Ann Marie tightened up, waiting for the inevitable.

“That’s smart thinking,” Alice said. “Obviously you don’t look your best at the moment. But you’re young. The weight will fall right off you.” She paused. “Your hair looks nice, though.”

“Thanks,” Maggie said. She rolled her eyes at Ann Marie.

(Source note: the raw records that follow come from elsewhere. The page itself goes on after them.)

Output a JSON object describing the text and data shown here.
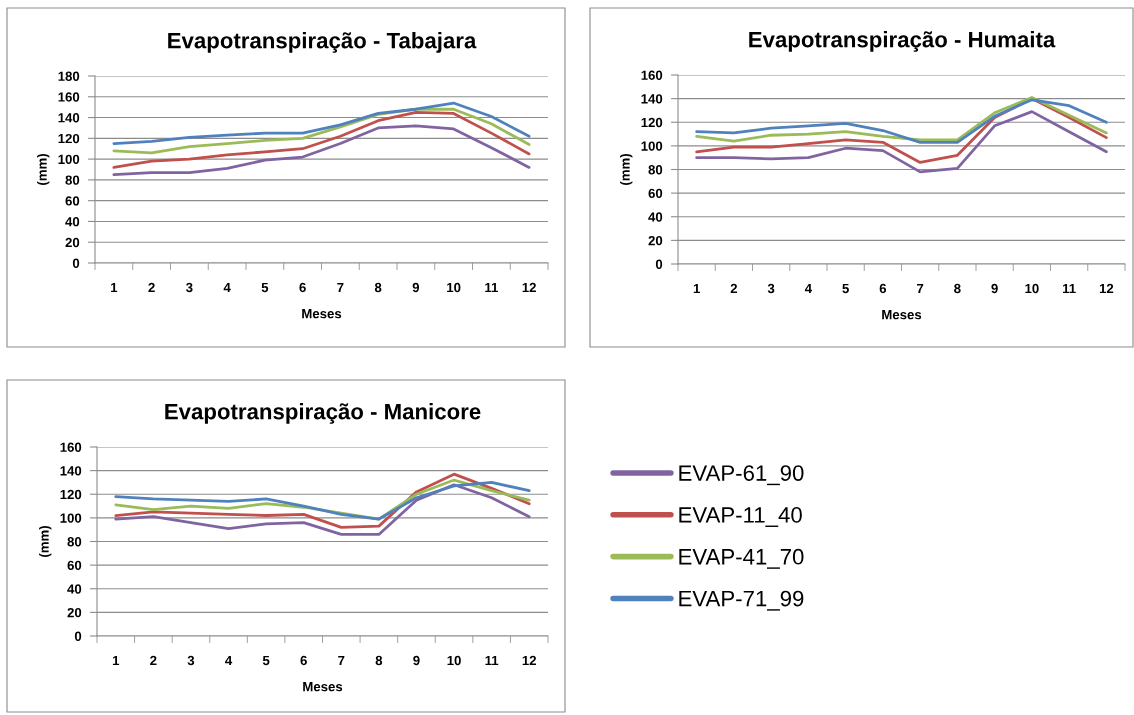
{
  "chart_data": [
    {
      "type": "line",
      "title": "Evapotranspiração - Tabajara",
      "xlabel": "Meses",
      "ylabel": "(mm)",
      "categories": [
        "1",
        "2",
        "3",
        "4",
        "5",
        "6",
        "7",
        "8",
        "9",
        "10",
        "11",
        "12"
      ],
      "series": [
        {
          "color": "#8064a2",
          "values": [
            85,
            87,
            87,
            91,
            99,
            102,
            115,
            130,
            132,
            129,
            111,
            92
          ]
        },
        {
          "color": "#c0504d",
          "values": [
            92,
            98,
            100,
            104,
            107,
            110,
            122,
            137,
            145,
            144,
            125,
            105
          ]
        },
        {
          "color": "#9bbb59",
          "values": [
            108,
            106,
            112,
            115,
            118,
            120,
            131,
            143,
            148,
            148,
            134,
            114
          ]
        },
        {
          "color": "#4f81bd",
          "values": [
            115,
            117,
            121,
            123,
            125,
            125,
            133,
            144,
            148,
            154,
            141,
            122
          ]
        }
      ],
      "ylim": [
        0,
        180
      ],
      "yticks": [
        0,
        20,
        40,
        60,
        80,
        100,
        120,
        140,
        160,
        180
      ],
      "grid": "y",
      "legend": false
    },
    {
      "type": "line",
      "title": "Evapotranspiração - Humaita",
      "xlabel": "Meses",
      "ylabel": "(mm)",
      "categories": [
        "1",
        "2",
        "3",
        "4",
        "5",
        "6",
        "7",
        "8",
        "9",
        "10",
        "11",
        "12"
      ],
      "series": [
        {
          "color": "#8064a2",
          "values": [
            90,
            90,
            89,
            90,
            98,
            96,
            78,
            81,
            117,
            129,
            112,
            95
          ]
        },
        {
          "color": "#c0504d",
          "values": [
            95,
            99,
            99,
            102,
            105,
            103,
            86,
            92,
            124,
            140,
            124,
            107
          ]
        },
        {
          "color": "#9bbb59",
          "values": [
            108,
            104,
            109,
            110,
            112,
            108,
            105,
            105,
            128,
            141,
            126,
            111
          ]
        },
        {
          "color": "#4f81bd",
          "values": [
            112,
            111,
            115,
            117,
            119,
            113,
            103,
            103,
            125,
            139,
            134,
            120
          ]
        }
      ],
      "ylim": [
        0,
        160
      ],
      "yticks": [
        0,
        20,
        40,
        60,
        80,
        100,
        120,
        140,
        160
      ],
      "grid": "y",
      "legend": false
    },
    {
      "type": "line",
      "title": "Evapotranspiração - Manicore",
      "xlabel": "Meses",
      "ylabel": "(mm)",
      "categories": [
        "1",
        "2",
        "3",
        "4",
        "5",
        "6",
        "7",
        "8",
        "9",
        "10",
        "11",
        "12"
      ],
      "series": [
        {
          "name": "EVAP-61_90",
          "color": "#8064a2",
          "values": [
            99,
            101,
            96,
            91,
            95,
            96,
            86,
            86,
            115,
            128,
            117,
            101
          ]
        },
        {
          "name": "EVAP-11_40",
          "color": "#c0504d",
          "values": [
            102,
            105,
            104,
            103,
            102,
            103,
            92,
            93,
            122,
            137,
            125,
            112
          ]
        },
        {
          "name": "EVAP-41_70",
          "color": "#9bbb59",
          "values": [
            111,
            107,
            110,
            108,
            112,
            109,
            104,
            99,
            120,
            132,
            123,
            115
          ]
        },
        {
          "name": "EVAP-71_99",
          "color": "#4f81bd",
          "values": [
            118,
            116,
            115,
            114,
            116,
            110,
            103,
            99,
            117,
            127,
            130,
            123
          ]
        }
      ],
      "ylim": [
        0,
        160
      ],
      "yticks": [
        0,
        20,
        40,
        60,
        80,
        100,
        120,
        140,
        160
      ],
      "grid": "y",
      "legend": "right"
    }
  ]
}
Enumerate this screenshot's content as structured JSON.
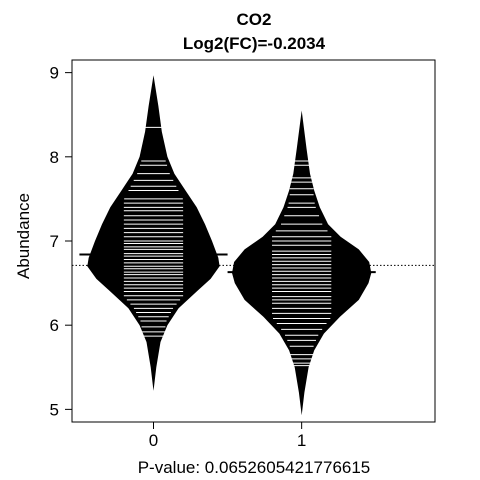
{
  "chart_data": {
    "type": "beanplot",
    "title": "CO2",
    "subtitle": "Log2(FC)=-0.2034",
    "ylabel": "Abundance",
    "xlabel": "P-value: 0.0652605421776615",
    "categories": [
      "0",
      "1"
    ],
    "ylim": [
      4.85,
      9.15
    ],
    "yticks": [
      5,
      6,
      7,
      8,
      9
    ],
    "overall_mean": 6.71,
    "colors": {
      "bean": "#000000",
      "lines": "#ffffff",
      "background": "#ffffff"
    },
    "series": [
      {
        "category": "0",
        "mean": 6.84,
        "min": 5.22,
        "max": 8.97,
        "density": [
          [
            5.22,
            0.0
          ],
          [
            5.5,
            0.04
          ],
          [
            5.8,
            0.1
          ],
          [
            6.0,
            0.2
          ],
          [
            6.2,
            0.36
          ],
          [
            6.4,
            0.62
          ],
          [
            6.55,
            0.82
          ],
          [
            6.7,
            0.95
          ],
          [
            6.8,
            0.93
          ],
          [
            7.0,
            0.84
          ],
          [
            7.2,
            0.74
          ],
          [
            7.4,
            0.62
          ],
          [
            7.6,
            0.46
          ],
          [
            7.8,
            0.3
          ],
          [
            8.0,
            0.2
          ],
          [
            8.3,
            0.12
          ],
          [
            8.6,
            0.07
          ],
          [
            8.97,
            0.0
          ]
        ],
        "observations": [
          8.35,
          7.95,
          7.9,
          7.8,
          7.72,
          7.65,
          7.6,
          7.5,
          7.45,
          7.4,
          7.36,
          7.3,
          7.25,
          7.2,
          7.15,
          7.1,
          7.05,
          7.0,
          6.97,
          6.93,
          6.9,
          6.85,
          6.82,
          6.78,
          6.74,
          6.7,
          6.67,
          6.63,
          6.6,
          6.56,
          6.52,
          6.48,
          6.44,
          6.4,
          6.35,
          6.3,
          6.25,
          6.2,
          6.15,
          6.1,
          6.05,
          5.98,
          5.92,
          5.87
        ]
      },
      {
        "category": "1",
        "mean": 6.63,
        "min": 4.93,
        "max": 8.55,
        "density": [
          [
            4.93,
            0.0
          ],
          [
            5.2,
            0.04
          ],
          [
            5.5,
            0.1
          ],
          [
            5.7,
            0.18
          ],
          [
            5.9,
            0.32
          ],
          [
            6.1,
            0.55
          ],
          [
            6.3,
            0.82
          ],
          [
            6.5,
            0.96
          ],
          [
            6.62,
            1.0
          ],
          [
            6.75,
            0.97
          ],
          [
            6.9,
            0.82
          ],
          [
            7.05,
            0.56
          ],
          [
            7.2,
            0.38
          ],
          [
            7.4,
            0.26
          ],
          [
            7.6,
            0.18
          ],
          [
            7.8,
            0.12
          ],
          [
            8.1,
            0.07
          ],
          [
            8.55,
            0.0
          ]
        ],
        "observations": [
          7.95,
          7.9,
          7.75,
          7.7,
          7.62,
          7.55,
          7.45,
          7.4,
          7.3,
          7.2,
          7.12,
          7.05,
          7.0,
          6.95,
          6.88,
          6.84,
          6.8,
          6.76,
          6.72,
          6.68,
          6.64,
          6.6,
          6.56,
          6.52,
          6.48,
          6.44,
          6.4,
          6.34,
          6.3,
          6.26,
          6.2,
          6.14,
          6.08,
          6.02,
          5.95,
          5.88,
          5.82,
          5.75,
          5.65,
          5.6,
          5.55,
          5.52
        ]
      }
    ]
  }
}
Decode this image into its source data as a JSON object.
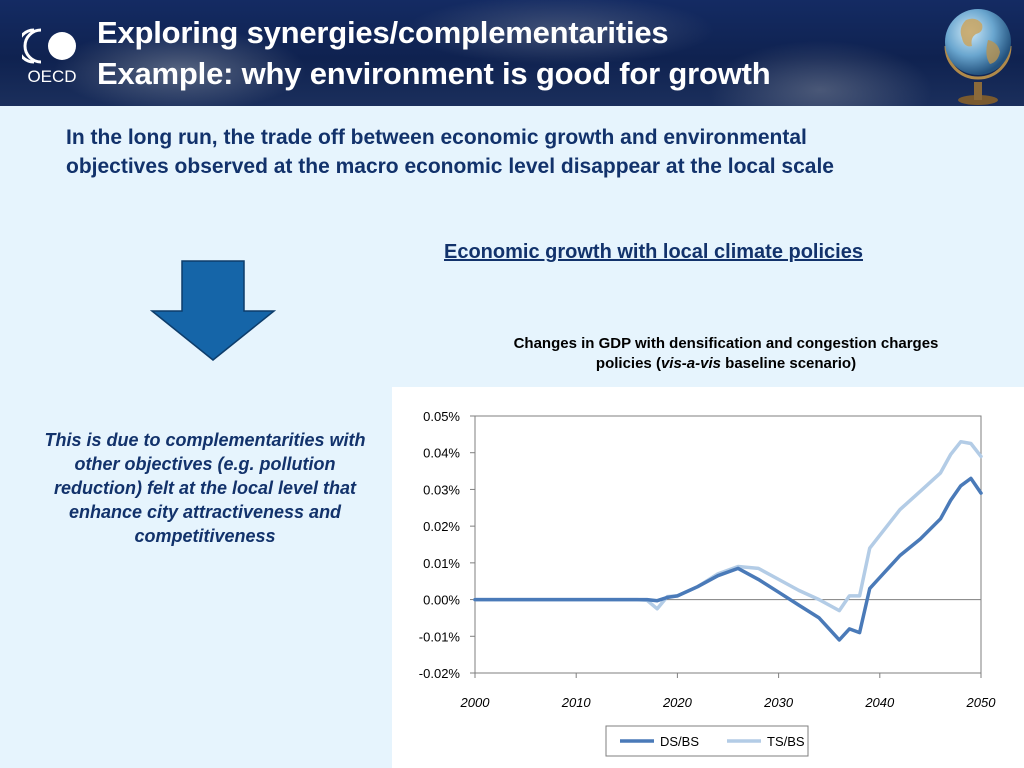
{
  "slide": {
    "title_line1": "Exploring synergies/complementarities",
    "title_line2": "Example: why environment is good for growth",
    "logo_text": "OECD",
    "intro_text": "In the long run, the trade off between economic growth and environmental objectives observed at the macro economic level disappear at the local scale",
    "subheading": "Economic growth with local climate policies",
    "side_note": "This is due to complementarities with other objectives (e.g. pollution reduction) felt at the local level that enhance city attractiveness and competitiveness",
    "chart_title_line1": "Changes in GDP with densification and congestion charges",
    "chart_title_line2_pre": "policies (",
    "chart_title_line2_italic": "vis-a-vis",
    "chart_title_line2_post": " baseline scenario)"
  },
  "colors": {
    "banner": "#142b63",
    "text_navy": "#12326b",
    "arrow_fill": "#1565a8",
    "series_ds": "#4a7ab8",
    "series_ts": "#b3cce6"
  },
  "chart_data": {
    "type": "line",
    "x": [
      2000,
      2002,
      2004,
      2006,
      2008,
      2010,
      2012,
      2014,
      2016,
      2017,
      2018,
      2019,
      2020,
      2022,
      2024,
      2026,
      2028,
      2030,
      2032,
      2034,
      2035,
      2036,
      2037,
      2038,
      2039,
      2040,
      2042,
      2044,
      2046,
      2047,
      2048,
      2049,
      2050
    ],
    "series": [
      {
        "name": "DS/BS",
        "values": [
          0.0,
          0.0,
          0.0,
          0.0,
          0.0,
          0.0,
          0.0,
          0.0,
          0.0,
          0.0,
          -0.0003,
          0.0006,
          0.001,
          0.0035,
          0.0065,
          0.0085,
          0.0055,
          0.002,
          -0.0015,
          -0.005,
          -0.008,
          -0.011,
          -0.008,
          -0.009,
          0.003,
          0.006,
          0.012,
          0.0165,
          0.022,
          0.027,
          0.031,
          0.033,
          0.029
        ]
      },
      {
        "name": "TS/BS",
        "values": [
          0.0,
          0.0,
          0.0,
          0.0,
          0.0,
          0.0,
          0.0,
          0.0,
          0.0,
          -0.0002,
          -0.0025,
          0.0008,
          0.001,
          0.0035,
          0.007,
          0.009,
          0.0085,
          0.0055,
          0.0025,
          0.0,
          -0.0015,
          -0.003,
          0.001,
          0.001,
          0.014,
          0.0175,
          0.0245,
          0.0295,
          0.0345,
          0.0395,
          0.043,
          0.0425,
          0.039
        ]
      }
    ],
    "y_tick_labels": [
      "0.05%",
      "0.04%",
      "0.03%",
      "0.02%",
      "0.01%",
      "0.00%",
      "-0.01%",
      "-0.02%"
    ],
    "x_tick_labels": [
      "2000",
      "2010",
      "2020",
      "2030",
      "2040",
      "2050"
    ],
    "xlim": [
      2000,
      2050
    ],
    "ylim": [
      -0.02,
      0.05
    ],
    "y_unit": "%",
    "grid": false,
    "legend_position": "bottom-center"
  }
}
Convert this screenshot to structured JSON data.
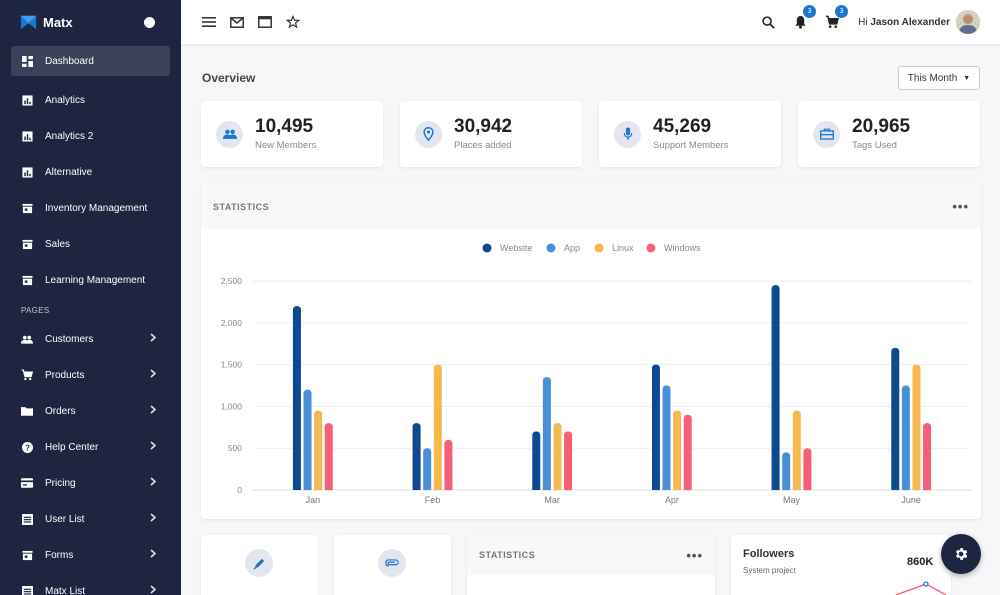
{
  "brand": {
    "name": "Matx"
  },
  "sidebar": {
    "items": [
      {
        "label": "Dashboard",
        "icon": "dashboard-icon",
        "active": true
      },
      {
        "label": "Analytics",
        "icon": "analytics-icon"
      },
      {
        "label": "Analytics 2",
        "icon": "analytics-icon"
      },
      {
        "label": "Alternative",
        "icon": "analytics-icon"
      },
      {
        "label": "Inventory Management",
        "icon": "store-icon"
      },
      {
        "label": "Sales",
        "icon": "store-icon"
      },
      {
        "label": "Learning Management",
        "icon": "store-icon"
      }
    ],
    "section_label": "PAGES",
    "pages": [
      {
        "label": "Customers",
        "icon": "people-icon"
      },
      {
        "label": "Products",
        "icon": "cart-icon"
      },
      {
        "label": "Orders",
        "icon": "folder-icon"
      },
      {
        "label": "Help Center",
        "icon": "help-icon"
      },
      {
        "label": "Pricing",
        "icon": "pricing-icon"
      },
      {
        "label": "User List",
        "icon": "list-icon"
      },
      {
        "label": "Forms",
        "icon": "store-icon"
      },
      {
        "label": "Matx List",
        "icon": "list-icon"
      }
    ]
  },
  "topbar": {
    "notifications_count": "3",
    "cart_count": "3",
    "greeting": "Hi",
    "user_name": "Jason Alexander"
  },
  "overview": {
    "title": "Overview",
    "period_label": "This Month"
  },
  "stats": [
    {
      "value": "10,495",
      "label": "New Members",
      "icon": "group-icon"
    },
    {
      "value": "30,942",
      "label": "Places added",
      "icon": "location-icon"
    },
    {
      "value": "45,269",
      "label": "Support Members",
      "icon": "mic-icon"
    },
    {
      "value": "20,965",
      "label": "Tags Used",
      "icon": "tag-icon"
    }
  ],
  "statistics_card": {
    "title": "STATISTICS"
  },
  "chart_data": {
    "type": "bar",
    "categories": [
      "Jan",
      "Feb",
      "Mar",
      "Apr",
      "May",
      "June"
    ],
    "series": [
      {
        "name": "Website",
        "color": "#0e4a8f",
        "values": [
          2200,
          800,
          700,
          1500,
          2450,
          1700
        ]
      },
      {
        "name": "App",
        "color": "#4a90d9",
        "values": [
          1200,
          500,
          1350,
          1250,
          450,
          1250
        ]
      },
      {
        "name": "Linux",
        "color": "#f6b94f",
        "values": [
          950,
          1500,
          800,
          950,
          950,
          1500
        ]
      },
      {
        "name": "Windows",
        "color": "#f55f78",
        "values": [
          800,
          600,
          700,
          900,
          500,
          800
        ]
      }
    ],
    "yticks": [
      "0",
      "500",
      "1,000",
      "1,500",
      "2,000",
      "2,500"
    ],
    "ylim": [
      0,
      2500
    ],
    "legend": "top-center",
    "grid": true
  },
  "bottom": {
    "statistics_title": "STATISTICS",
    "followers_title": "Followers",
    "followers_sub": "System project",
    "followers_value": "860K"
  }
}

Alice switched gears. “Ann Marie, did you see that awful story on the news about the black boy in Dorchester who got killed by one of those scummy gangs? Two blocks away from the house I grew up in. What is wrong with these blacks? They’re mad for murdering each other. It’s their favorite hobby. They can’t help themselves.”

“Grandma!” Maggie hissed.

“What? It’s true.”

Maggie looked flummoxed. “There’s a lot of history there. A lot of inequality and suffering.”

“Oh, please,” Alice said. “Our ancestors had to suffer horrible racism when they got to this country—there were IRISH NEED NOT APPLY signs in every window in Boston. Our people were treated worse than dogs. But they never made excuses. They helped themselves up, just the way the blacks should have done.”

“It’s different. African Americans’ ancestors came here on slave ships and ours came here by choice.”

“Do you really call dying from famine or going off to some unknown land a choice?” Alice said. “And did you really just compare the Irish to the blacks?”

“You shouldn’t call them the blacks like that,” Maggie said.

Alice looked genuinely confused. “What should I call them? Afro-Americans? Or Negroes, as we said when I was young.”